1: p-value – The p-value is a statistical measure that is commonly used in hypothesis testing to assess the strength of evidence against a null hypothesis.

  • Small p-value (typically ≤ α): Strong evidence against the null hypothesis. Researchers may conclude that there is a significant effect or difference, supporting the alternative hypothesis.
  • Large p-value (typically > α): Weak evidence against the null hypothesis. Researchers do not have enough evidence to reject the null hypothesis.2: Breusch-Pagan test – Significance of p-value in this test is as follows:
  • If p-value ≤ α: This indicates that there is strong evidence to reject the null hypothesis. In other words, you conclude that there is heteroscedasticity in the regression model, suggesting that the variance of the error term is not constant across the levels of the independent variables.
  • If p-value > α: This suggests that there is not enough evidence to reject the null hypothesis. In this case, you would conclude that there is no significant heteroscedasticity in the regression model, and it is reasonable to assume that the variance of the error term is constant across the levels of the independent variables.
  • In summary, the p-value in the Breusch-Pagan test helps you assess whether there is heteroscedasticity in your regression model. If the p-value is low (typically less than 0.05), you conclude that there is evidence of heteroscedasticity, which can have implications for the validity of your regression analysis. If the p-value is high, you do not have strong evidence to suggest heteroscedasticity, and you can proceed with more confidence in the assumptions of homoscedasticity.3: Chi-Square Distribution – As the degrees of freedom increase, the chi-square distribution becomes more bell-shaped and approaches a normal distribution (the central limit theorem applies). Chi-square distributions are an essential tool in statistical analysis, particularly for drawing inferences about population variances, testing hypotheses, and assessing relationships between categorical variables.

September 11, 2023

Topics learnt in today’s class: (Simple Linear Regression)

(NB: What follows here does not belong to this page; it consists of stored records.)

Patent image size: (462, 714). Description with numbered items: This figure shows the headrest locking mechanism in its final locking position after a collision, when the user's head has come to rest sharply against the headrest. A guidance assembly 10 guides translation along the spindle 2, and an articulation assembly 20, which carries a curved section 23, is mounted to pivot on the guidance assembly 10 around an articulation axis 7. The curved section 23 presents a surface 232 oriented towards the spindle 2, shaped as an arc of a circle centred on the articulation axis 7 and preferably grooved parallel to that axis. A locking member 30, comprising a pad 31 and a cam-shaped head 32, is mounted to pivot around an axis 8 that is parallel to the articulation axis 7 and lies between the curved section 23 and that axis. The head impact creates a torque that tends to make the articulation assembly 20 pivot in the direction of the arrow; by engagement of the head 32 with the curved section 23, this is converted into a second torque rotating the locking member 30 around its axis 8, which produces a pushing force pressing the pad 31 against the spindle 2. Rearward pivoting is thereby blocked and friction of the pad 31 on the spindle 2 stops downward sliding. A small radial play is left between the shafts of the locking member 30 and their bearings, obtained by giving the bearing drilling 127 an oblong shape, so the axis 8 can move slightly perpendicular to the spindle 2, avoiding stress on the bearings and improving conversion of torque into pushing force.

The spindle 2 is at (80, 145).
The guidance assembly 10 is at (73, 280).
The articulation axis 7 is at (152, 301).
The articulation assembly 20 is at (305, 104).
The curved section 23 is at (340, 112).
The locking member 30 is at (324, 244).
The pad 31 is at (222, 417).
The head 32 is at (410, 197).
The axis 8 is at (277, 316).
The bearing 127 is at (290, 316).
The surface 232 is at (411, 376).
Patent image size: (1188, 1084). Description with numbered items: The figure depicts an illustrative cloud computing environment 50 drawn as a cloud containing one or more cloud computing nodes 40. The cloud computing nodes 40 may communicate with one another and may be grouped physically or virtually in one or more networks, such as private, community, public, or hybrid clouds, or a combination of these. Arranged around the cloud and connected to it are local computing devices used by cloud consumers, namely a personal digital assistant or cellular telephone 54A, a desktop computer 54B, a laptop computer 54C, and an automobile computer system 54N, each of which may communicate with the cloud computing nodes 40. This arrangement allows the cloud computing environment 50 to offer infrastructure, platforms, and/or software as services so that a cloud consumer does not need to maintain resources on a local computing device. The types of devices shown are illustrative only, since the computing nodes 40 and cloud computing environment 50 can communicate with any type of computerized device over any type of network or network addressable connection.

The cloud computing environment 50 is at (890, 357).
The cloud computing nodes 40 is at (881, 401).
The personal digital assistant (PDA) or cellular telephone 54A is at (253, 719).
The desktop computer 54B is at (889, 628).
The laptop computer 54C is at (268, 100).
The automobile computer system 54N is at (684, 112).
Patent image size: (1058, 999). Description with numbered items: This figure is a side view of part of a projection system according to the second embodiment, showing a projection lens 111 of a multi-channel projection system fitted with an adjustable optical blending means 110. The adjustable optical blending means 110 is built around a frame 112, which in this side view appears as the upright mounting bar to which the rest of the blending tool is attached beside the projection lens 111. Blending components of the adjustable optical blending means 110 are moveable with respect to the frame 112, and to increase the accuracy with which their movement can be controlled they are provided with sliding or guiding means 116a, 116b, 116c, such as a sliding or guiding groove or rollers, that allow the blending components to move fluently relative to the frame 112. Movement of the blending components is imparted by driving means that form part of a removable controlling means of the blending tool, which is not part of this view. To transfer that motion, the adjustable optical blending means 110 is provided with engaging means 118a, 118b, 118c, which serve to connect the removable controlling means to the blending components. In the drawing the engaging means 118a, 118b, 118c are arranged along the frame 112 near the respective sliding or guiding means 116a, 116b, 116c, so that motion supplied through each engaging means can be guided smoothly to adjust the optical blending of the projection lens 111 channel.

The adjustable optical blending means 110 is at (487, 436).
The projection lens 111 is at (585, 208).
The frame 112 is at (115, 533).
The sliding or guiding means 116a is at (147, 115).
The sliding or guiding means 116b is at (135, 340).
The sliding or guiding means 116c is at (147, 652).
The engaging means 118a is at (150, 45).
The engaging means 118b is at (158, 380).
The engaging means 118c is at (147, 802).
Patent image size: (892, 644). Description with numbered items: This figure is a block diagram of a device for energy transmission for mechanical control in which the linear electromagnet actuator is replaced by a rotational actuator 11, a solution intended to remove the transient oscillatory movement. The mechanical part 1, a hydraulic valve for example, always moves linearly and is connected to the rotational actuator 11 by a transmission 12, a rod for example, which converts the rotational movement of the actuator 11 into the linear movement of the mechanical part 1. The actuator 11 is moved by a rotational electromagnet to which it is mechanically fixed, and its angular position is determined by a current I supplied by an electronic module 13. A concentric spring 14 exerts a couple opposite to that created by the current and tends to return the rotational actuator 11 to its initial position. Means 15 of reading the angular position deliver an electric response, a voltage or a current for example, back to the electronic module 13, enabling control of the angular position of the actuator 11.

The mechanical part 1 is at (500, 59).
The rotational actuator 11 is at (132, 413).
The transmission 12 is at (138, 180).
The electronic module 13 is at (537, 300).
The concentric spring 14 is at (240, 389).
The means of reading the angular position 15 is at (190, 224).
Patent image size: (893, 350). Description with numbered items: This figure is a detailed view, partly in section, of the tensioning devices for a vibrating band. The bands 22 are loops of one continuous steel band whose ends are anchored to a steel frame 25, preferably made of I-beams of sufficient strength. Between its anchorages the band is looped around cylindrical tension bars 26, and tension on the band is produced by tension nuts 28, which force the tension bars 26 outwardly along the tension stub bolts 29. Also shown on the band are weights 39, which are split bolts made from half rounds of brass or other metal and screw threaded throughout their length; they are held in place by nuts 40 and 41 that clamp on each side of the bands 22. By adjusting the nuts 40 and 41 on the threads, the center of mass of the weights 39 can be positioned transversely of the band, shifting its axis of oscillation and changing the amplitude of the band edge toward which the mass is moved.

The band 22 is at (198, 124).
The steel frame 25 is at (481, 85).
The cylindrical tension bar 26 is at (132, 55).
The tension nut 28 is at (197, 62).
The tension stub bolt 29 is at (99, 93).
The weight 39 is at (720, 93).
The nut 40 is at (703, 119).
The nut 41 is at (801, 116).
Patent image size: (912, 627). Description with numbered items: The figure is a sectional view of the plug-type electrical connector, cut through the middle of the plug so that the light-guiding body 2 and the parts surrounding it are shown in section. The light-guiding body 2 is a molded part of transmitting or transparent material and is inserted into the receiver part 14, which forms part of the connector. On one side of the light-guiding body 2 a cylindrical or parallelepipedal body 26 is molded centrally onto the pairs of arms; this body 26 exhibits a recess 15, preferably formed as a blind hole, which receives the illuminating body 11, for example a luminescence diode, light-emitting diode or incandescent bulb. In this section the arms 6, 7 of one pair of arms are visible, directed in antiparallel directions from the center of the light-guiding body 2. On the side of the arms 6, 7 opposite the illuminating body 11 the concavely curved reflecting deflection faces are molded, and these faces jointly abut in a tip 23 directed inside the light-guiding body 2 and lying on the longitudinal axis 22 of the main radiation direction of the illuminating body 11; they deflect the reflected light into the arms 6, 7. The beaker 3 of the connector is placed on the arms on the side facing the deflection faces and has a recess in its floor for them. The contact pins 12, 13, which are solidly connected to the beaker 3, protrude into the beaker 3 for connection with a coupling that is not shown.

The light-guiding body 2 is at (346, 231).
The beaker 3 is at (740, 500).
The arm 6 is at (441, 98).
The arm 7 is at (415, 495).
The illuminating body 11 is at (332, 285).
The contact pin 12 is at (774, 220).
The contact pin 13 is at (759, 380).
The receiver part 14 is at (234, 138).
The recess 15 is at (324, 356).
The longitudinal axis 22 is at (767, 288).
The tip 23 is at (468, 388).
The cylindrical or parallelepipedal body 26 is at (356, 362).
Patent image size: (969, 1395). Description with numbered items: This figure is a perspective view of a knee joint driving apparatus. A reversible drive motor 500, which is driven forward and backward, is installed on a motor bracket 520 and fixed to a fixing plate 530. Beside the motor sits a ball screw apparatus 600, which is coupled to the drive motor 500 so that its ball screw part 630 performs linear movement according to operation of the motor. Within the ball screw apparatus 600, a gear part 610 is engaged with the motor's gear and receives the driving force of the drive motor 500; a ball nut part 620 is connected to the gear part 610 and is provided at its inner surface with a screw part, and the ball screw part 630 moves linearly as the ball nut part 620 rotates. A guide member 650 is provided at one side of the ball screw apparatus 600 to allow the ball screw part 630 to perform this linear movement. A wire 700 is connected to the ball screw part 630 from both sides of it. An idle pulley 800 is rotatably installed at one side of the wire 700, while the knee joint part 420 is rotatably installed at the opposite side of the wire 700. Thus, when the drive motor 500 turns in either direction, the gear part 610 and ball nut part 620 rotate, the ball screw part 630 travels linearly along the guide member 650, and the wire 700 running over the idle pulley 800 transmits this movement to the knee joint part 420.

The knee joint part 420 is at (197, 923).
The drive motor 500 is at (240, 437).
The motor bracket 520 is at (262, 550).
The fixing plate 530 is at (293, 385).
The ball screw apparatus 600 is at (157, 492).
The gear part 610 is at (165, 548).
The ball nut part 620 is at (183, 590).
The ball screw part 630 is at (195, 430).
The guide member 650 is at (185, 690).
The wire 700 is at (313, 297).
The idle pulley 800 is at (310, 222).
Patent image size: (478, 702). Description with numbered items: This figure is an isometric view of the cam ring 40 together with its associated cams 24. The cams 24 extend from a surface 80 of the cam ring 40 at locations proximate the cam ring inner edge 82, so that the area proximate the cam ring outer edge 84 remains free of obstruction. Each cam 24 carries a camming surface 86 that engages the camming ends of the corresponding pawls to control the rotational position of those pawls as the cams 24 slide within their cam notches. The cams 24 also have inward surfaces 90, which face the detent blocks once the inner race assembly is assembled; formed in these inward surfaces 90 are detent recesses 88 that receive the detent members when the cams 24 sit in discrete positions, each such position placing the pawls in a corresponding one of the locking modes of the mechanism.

1: Skewness – The term “skewness” in simple linear regression describes the asymmetry of the residuals’ distribution, which might have an effect on the reliability of our regression model and how we should interpret its findings. To verify the accuracy of our regression analysis, it’s critical to look for skewness in the residuals and, if necessary, take the proper remedial action.

2: Kurtosis – In simple linear regression, kurtosis describes how the residuals are distributed and might reveal whether they have longer or shorter tails when compared to a normal distribution. When analysing regression data, it is crucial to consider kurtosis since severe kurtosis can affect the validity of our regression results and necessitate corrective actions to assure the accuracy of our research. For a normal distribution kurtosis is 3 but in the diabetes dataset we have the kurtosis values as 4 which is not exactly a normal distribution.

3: Heteroscedasticity – The differences between the observed values of the dependent variable and the values predicted by the regression model is known as heteroscedasticity. In other words, the spread of the residuals changes as you move along the values of the independent variable. Inferences about the statistical significance of the regression coefficients may be made incorrectly as a result of heteroscedasticity. Standard errors, in particular, may be under- or over-estimated, which has an impact on the accuracy of parameter estimations and can result in inaccurate assessments of the significance of predictors. Least squares estimations may no longer be the most effective estimators of the regression coefficients when heteroscedasticity is present. The statistical power of our analysis can be decreased by inefficient estimation.